Division of Neuropsychiatry, Department of Neuroscience, Yamaguchi University Graduate School of Medicine, Ube, Japan.
Institute for Global Health Policy Research, Bureau of International Health Cooperation, National Center for Global Health and Medicine, Tokyo, Japan.
J Affect Disord. 2024 Mar 15;349:370-376. doi: 10.1016/j.jad.2024.01.001. Epub 2024 Jan 8.
The quality of mother-to-infant bonding (MIB) is a crucial determinant of nurturing behaviors and infant development, with bonding difficulties (MIBD) posing a substantial threat. While it is essential to identify MIBD risk factors, previous studies have generally examined MIBD at one time point, leaving the contributors to persistent MIBD uncertain. This study aims to discern longitudinal risk factors for persistent versus episodic MIBD.
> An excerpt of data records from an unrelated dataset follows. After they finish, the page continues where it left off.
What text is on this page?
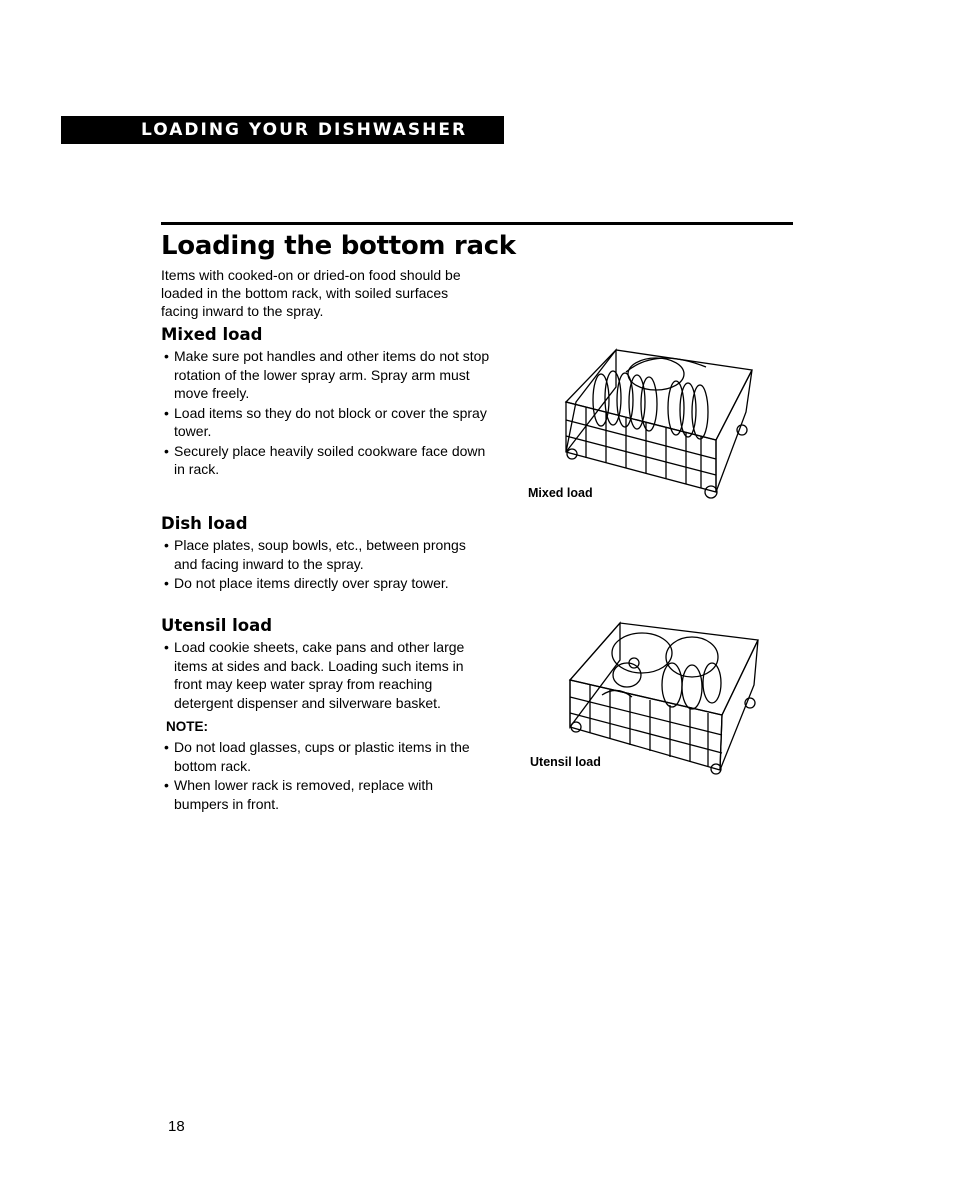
LOADING YOUR DISHWASHER
Loading the bottom rack

Items with cooked-on or dried-on food should be loaded in the bottom rack, with soiled surfaces facing inward to the spray.

Mixed load
• Make sure pot handles and other items do not stop rotation of the lower spray arm. Spray arm must move freely.
• Load items so they do not block or cover the spray tower.
• Securely place heavily soiled cookware face down in rack.
Dish load
• Place plates, soup bowls, etc., between prongs and facing inward to the spray.
• Do not place items directly over spray tower.
Utensil load
• Load cookie sheets, cake pans and other large items at sides and back. Loading such items in front may keep water spray from reaching detergent dispenser and silverware basket.
NOTE:
• Do not load glasses, cups or plastic items in the bottom rack.
• When lower rack is removed, replace with bumpers in front.
Mixed load
Utensil load
18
We evaluated 1833 postpartum Japanese women who delivered in the past twelve months, utilizing the Mother-to-Infant Bonding Scale (MIBS) and other sociodemographic, health, pregnancy, childbirth, and child-rearing related data (T1). Follow-up data were obtained six months later (T2). MIBD was defined as a MIBS score of five or more, with "persistent" and "episodic" MIBD classified based on its occurrence at both or either one of the time points, respectively. Logistic generalized estimating equations and inverse probability weighting were used to identify risk factors and address selective attribution bias.
Of the subjects, 15.8 % reported episodic and 11.3 % reported persistent MIBD. Shared risk factors for both conditions included postpartum depression and low levels of family support (OR = 1.501-6.343). However, pre-pregnancy underweight status (OR = 1.698) was a unique risk factor for episodic MIBD, while first-time motherhood, no or discontinuation of breastfeeding, and later postpartum months (OR = 1.540-3.179) were distinctive risk factors for persistent MIBD.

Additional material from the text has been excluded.